There's enormous improvement between them. The first one was clunky even when I first saw it. I had 2 and 3 (from 1987 and 1989, respectively) on my 8086 with EGA graphics. They were close to the limits of what the hardware could do. Each was a noticeable step up in quality.
The jump in graphics quality in 5 was immense. Most of the 'the thing is there but I don't notice it because it's only a couple of pixels' annoyances were gone. The final one had even better graphics, video sequences, and now the dialog was spoken rather than just being text on the screen.
Compare that to modern games. I have an Xbox Game Pass subscription and it gives me games from the Xbox 360 to the Series X. The 360 was released 20 years ago. When I load a 360 game, I notice a bit, but a lot of them really feel just like modern games. The improvements in graphics have been incremental. The latest games use ray tracing, but the rasterisation modes are not that much worse.
And that's a big problem for an industry that wants to sell constant growth. If I upgraded from a computer that could play Space Quest 3 to one that could play 6 (8086 with 640 KiB of RAM and an EGA screen, to 486 SX with 8 MiB of RAM, an SVGA screen, and a CD-ROM drive), the improvements were immense. There was a clear reason to upgrade. Even once you'd reached market saturation with the old machine, you could still sell the upgrades because the newer hardware enabled things that were far beyond what the old ones could do.

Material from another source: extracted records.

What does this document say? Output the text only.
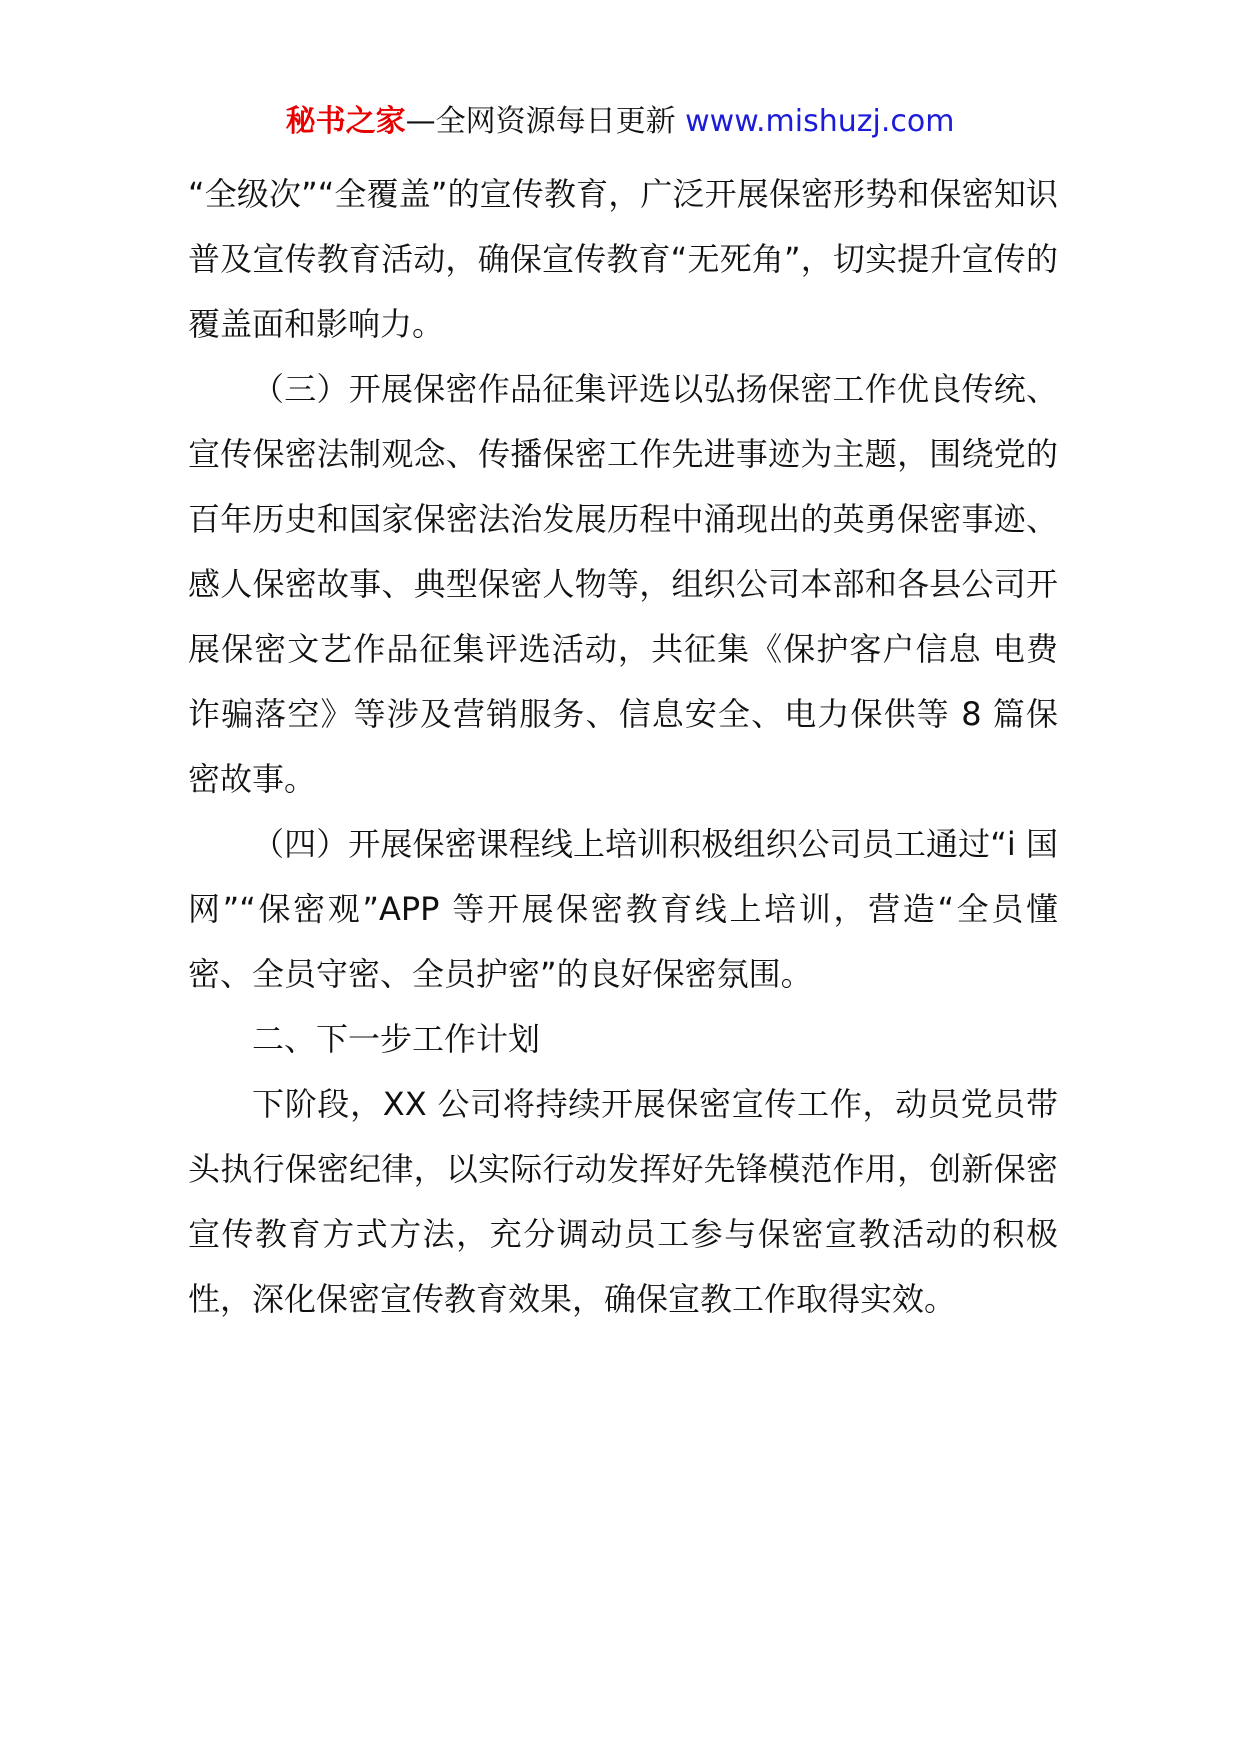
秘书之家—全网资源每日更新 www.mishuzj.com

“全级次”“全覆盖”的宣传教育，广泛开展保密形势和保密知识普及宣传教育活动，确保宣传教育“无死角”，切实提升宣传的覆盖面和影响力。

（三）开展保密作品征集评选以弘扬保密工作优良传统、宣传保密法制观念、传播保密工作先进事迹为主题，围绕党的百年历史和国家保密法治发展历程中涌现出的英勇保密事迹、感人保密故事、典型保密人物等，组织公司本部和各县公司开展保密文艺作品征集评选活动，共征集《保护客户信息 电费诈骗落空》等涉及营销服务、信息安全、电力保供等 8 篇保密故事。

（四）开展保密课程线上培训积极组织公司员工通过“i 国网”“保密观”APP 等开展保密教育线上培训，营造“全员懂密、全员守密、全员护密”的良好保密氛围。

二、下一步工作计划

下阶段，XX 公司将持续开展保密宣传工作，动员党员带头执行保密纪律，以实际行动发挥好先锋模范作用，创新保密宣传教育方式方法，充分调动员工参与保密宣教活动的积极性，深化保密宣传教育效果，确保宣教工作取得实效。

The same applied in all other fields. But two things happen:
First, you hit diminishing returns. Sure, Xbox Series X games look nicer than Xbox One games. But not that much nicer. The same with business apps. Spreadsheets were mostly feature complete in the '90s (Improv was arguably far ahead of most things you can buy today). Final Cut Express 2.0 was released 22 years ago and did almost everything a non-destructive video editor should do (newer ones do more on the GPU and handle newer CODECs and have support for higher resolutions). Most of the time, technology reaches a 'good enough' level and it's hard to sell incremental improvements. This is why the industry loves things like always-on Internet, mobile phones, and reaches for things like AR, 'AI', and so on in the hope that they'll enable new use cases.
Second, organic demand growth is slow. You may be able to sell twice as much compute, or twice as much storage, but who wants to buy it? I think of this as the Oracle problem: the hardware you needed for a payroll and inventory database in the early '90s was an incredibly expensive server. Now a couple or Raspberry Pis will do it happily (with transparent fail over if one dies) for under $100. The requirements may grow at 5-20% per year, the cost of providing them shrinks faster, so the market is shrinking. And that's why the industry jumps on anything that lets them lock in customers.